The company looked at more than 8.5m customers who were acquired during the 2017 holiday shopping season and found that when the 2018 holidays rolled around, they converted at a substantially higher rate than all returning customers. Specifically, Monetate found that all returning customers converted at a 2% clip whereas returning customers who converted during the 2017 holiday shopping season converted at a 4.2% clip.

“In other words, people who bought something over the past holidays are more than twice as valuable as people who bought something at any other time of year,” Monetate commented. As such, retailers could benefit by strategically targeting this customer segment.

Monetate’s findings also suggest that retailers could benefit by segmenting returning holiday shoppers even more granularly by referral source. For example, it found that customers who were acquired through Bing and Yahoo consistently converted at high rates — 5% and more than 4%, respectively — substantially higher than customers acquired through Google, who converted at less than 3%.

While customers acquired via referrals from Facebook and Instagram converted at rates even lower than Google they represented the fastest-growing channels. Conversions from Facebook and Instagram grew by over 70% and nearly 40%, respectively.

Can a segment be too small?

Monetate’s research highlights the fact that smart, granular segmentation has the potential to help retailers increase conversions during the most important period of the year. And Monetate has simple advice for retailers: “Don’t allow the size of a segment deter you from building more best customers.”

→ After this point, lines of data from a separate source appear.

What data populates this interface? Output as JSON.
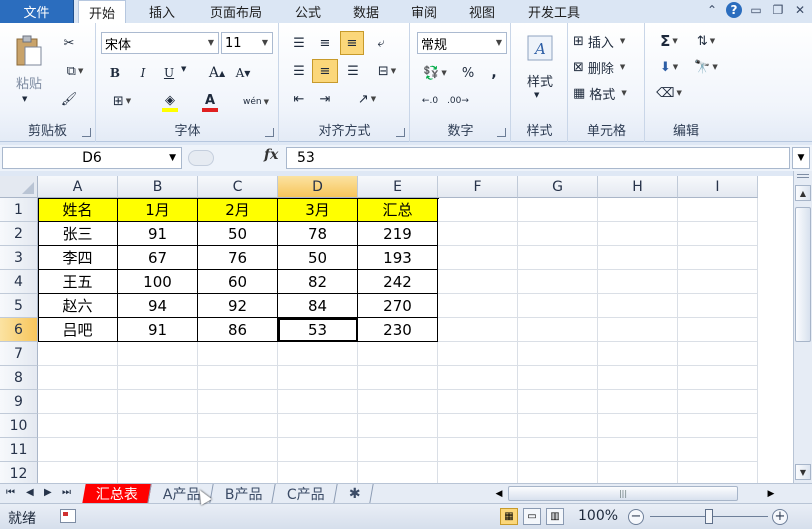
{
  "ribbon": {
    "file_tab": "文件",
    "tabs": [
      "开始",
      "插入",
      "页面布局",
      "公式",
      "数据",
      "审阅",
      "视图",
      "开发工具"
    ],
    "active_tab": "开始",
    "groups": {
      "clipboard": {
        "label": "剪贴板",
        "paste": "粘贴"
      },
      "font": {
        "label": "字体",
        "font_name": "宋体",
        "font_size": "11",
        "bold": "B",
        "italic": "I",
        "underline": "U",
        "grow": "A",
        "shrink": "A",
        "phonetic": "wén"
      },
      "alignment": {
        "label": "对齐方式"
      },
      "number": {
        "label": "数字",
        "format": "常规",
        "percent": "%",
        "comma": ","
      },
      "styles": {
        "label": "样式",
        "button": "样式"
      },
      "cells": {
        "label": "单元格",
        "insert": "插入",
        "delete": "删除",
        "format": "格式"
      },
      "editing": {
        "label": "编辑"
      }
    }
  },
  "formula_bar": {
    "name_box": "D6",
    "fx": "fx",
    "value": "53"
  },
  "grid": {
    "columns": [
      "A",
      "B",
      "C",
      "D",
      "E",
      "F",
      "G",
      "H",
      "I"
    ],
    "selected_column": "D",
    "rows": [
      "1",
      "2",
      "3",
      "4",
      "5",
      "6",
      "7",
      "8",
      "9",
      "10",
      "11",
      "12"
    ],
    "selected_row": "6",
    "data": [
      [
        "姓名",
        "1月",
        "2月",
        "3月",
        "汇总"
      ],
      [
        "张三",
        "91",
        "50",
        "78",
        "219"
      ],
      [
        "李四",
        "67",
        "76",
        "50",
        "193"
      ],
      [
        "王五",
        "100",
        "60",
        "82",
        "242"
      ],
      [
        "赵六",
        "94",
        "92",
        "84",
        "270"
      ],
      [
        "吕吧",
        "91",
        "86",
        "53",
        "230"
      ]
    ],
    "header_fill": "#ffff00",
    "active_cell": "D6"
  },
  "sheets": {
    "tabs": [
      "汇总表",
      "A产品",
      "B产品",
      "C产品"
    ],
    "active": "汇总表",
    "active_color": "#ff0000"
  },
  "status": {
    "ready": "就绪",
    "zoom": "100%"
  }
}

Following this advice in the real world, however, is likely to be challenging for many retailers.

While Bing-sourced retained holiday customers were seen to convert at a rate approximately one and a half times higher than Google-sourced retained holiday customers, for instance, Bing and Yahoo combined made up just 2% of all holiday visitor traffic Monetate tracked in 2018. The company advises that marketers shouldn’t leave Bing and Yahoo out of campaign planning despite the comparatively small amount of traffic they drive, but it’s likely that some if not many retailers won’t see the value of creating small customer segments when the costs, such as management overhead, are taken into consideration.

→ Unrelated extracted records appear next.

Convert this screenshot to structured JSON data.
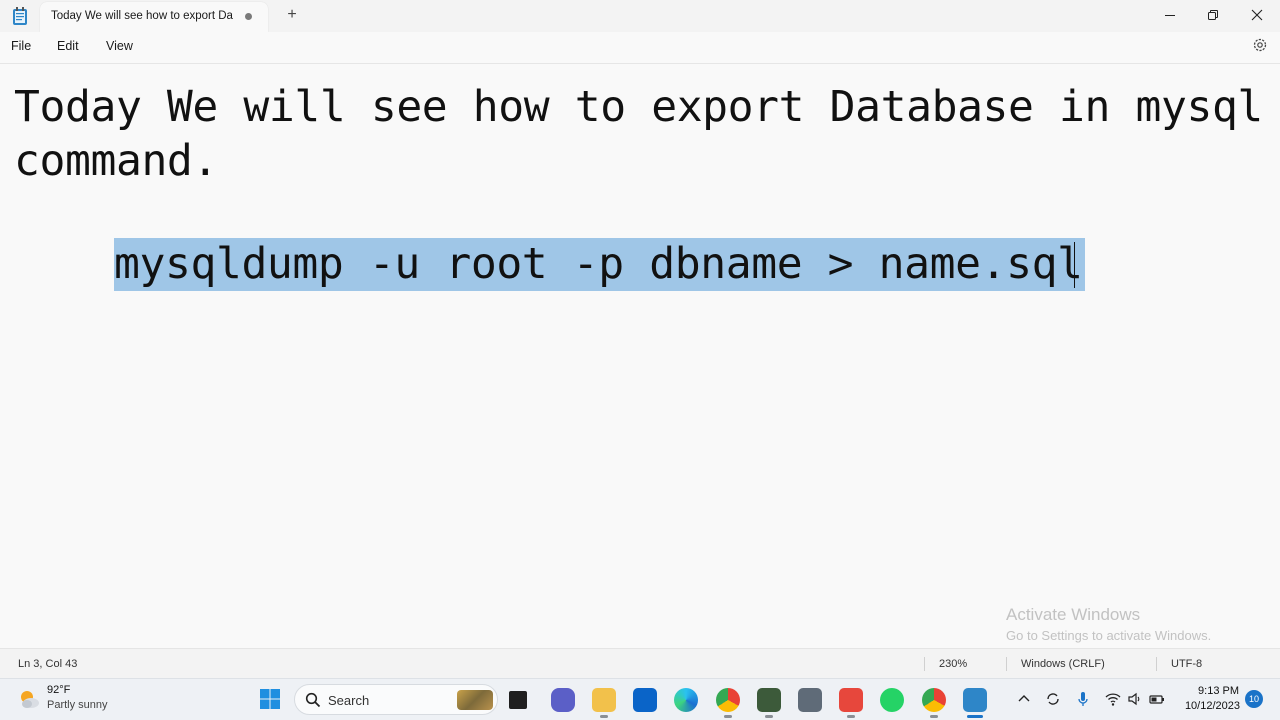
{
  "window": {
    "tab_title": "Today We will see how to export Da",
    "new_tab_label": "+",
    "controls": [
      "minimize-icon",
      "restore-icon",
      "close-icon"
    ]
  },
  "menu": {
    "items": [
      "File",
      "Edit",
      "View"
    ],
    "settings_icon": "gear-icon"
  },
  "document": {
    "line1": "Today We will see how to export Database in mysql command.",
    "line3": "mysqldump -u root -p dbname > name.sql",
    "selection_color": "#9fc6e7"
  },
  "watermark": {
    "title": "Activate Windows",
    "subtitle": "Go to Settings to activate Windows."
  },
  "statusbar": {
    "position": "Ln 3, Col 43",
    "zoom": "230%",
    "line_ending": "Windows (CRLF)",
    "encoding": "UTF-8"
  },
  "taskbar": {
    "weather": {
      "temp": "92°F",
      "desc": "Partly sunny",
      "icon": "partly-sunny-icon"
    },
    "search_label": "Search",
    "apps": [
      "file-explorer-icon",
      "teams-icon",
      "folder-icon",
      "outlook-icon",
      "edge-icon",
      "chrome-icon",
      "app-icon",
      "snip-icon",
      "camera-icon",
      "whatsapp-icon",
      "chrome-dev-icon",
      "notepad-icon"
    ],
    "clock": {
      "time": "9:13 PM",
      "date": "10/12/2023"
    },
    "notifications": "10"
  }
}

But this shouldn’t be the end of the story. Instead, the fact that smaller customer segments have the potential to significantly outperform is a reminder to retailers of the importance of arming their marketing teams with robust tech and data capabilities.

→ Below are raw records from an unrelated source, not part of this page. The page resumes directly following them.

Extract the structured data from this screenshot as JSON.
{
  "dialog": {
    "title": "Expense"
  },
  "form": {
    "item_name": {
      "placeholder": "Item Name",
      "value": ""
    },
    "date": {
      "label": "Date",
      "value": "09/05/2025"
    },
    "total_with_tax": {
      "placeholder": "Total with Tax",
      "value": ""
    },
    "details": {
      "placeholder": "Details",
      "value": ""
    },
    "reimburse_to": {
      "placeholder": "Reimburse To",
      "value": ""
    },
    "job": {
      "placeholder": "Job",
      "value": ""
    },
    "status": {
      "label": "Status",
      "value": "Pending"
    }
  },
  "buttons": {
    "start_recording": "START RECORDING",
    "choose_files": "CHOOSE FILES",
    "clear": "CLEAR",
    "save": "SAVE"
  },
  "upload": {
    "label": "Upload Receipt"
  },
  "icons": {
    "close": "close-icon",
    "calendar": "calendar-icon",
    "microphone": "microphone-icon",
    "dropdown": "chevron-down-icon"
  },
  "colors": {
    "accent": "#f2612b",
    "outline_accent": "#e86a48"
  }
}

Given the right tools and know-how, marketers can identify high-value customer segments, model the economics of targeting them, and execute targeted campaigns as efficiently as possible — sometimes in automated or semi-automated fashions. In addition, in many cases, retailers will also be able to ensure that marketing spend is allocated wisely with the goal of growing these high-value customer segments so that they’re no longer small in size or revenue.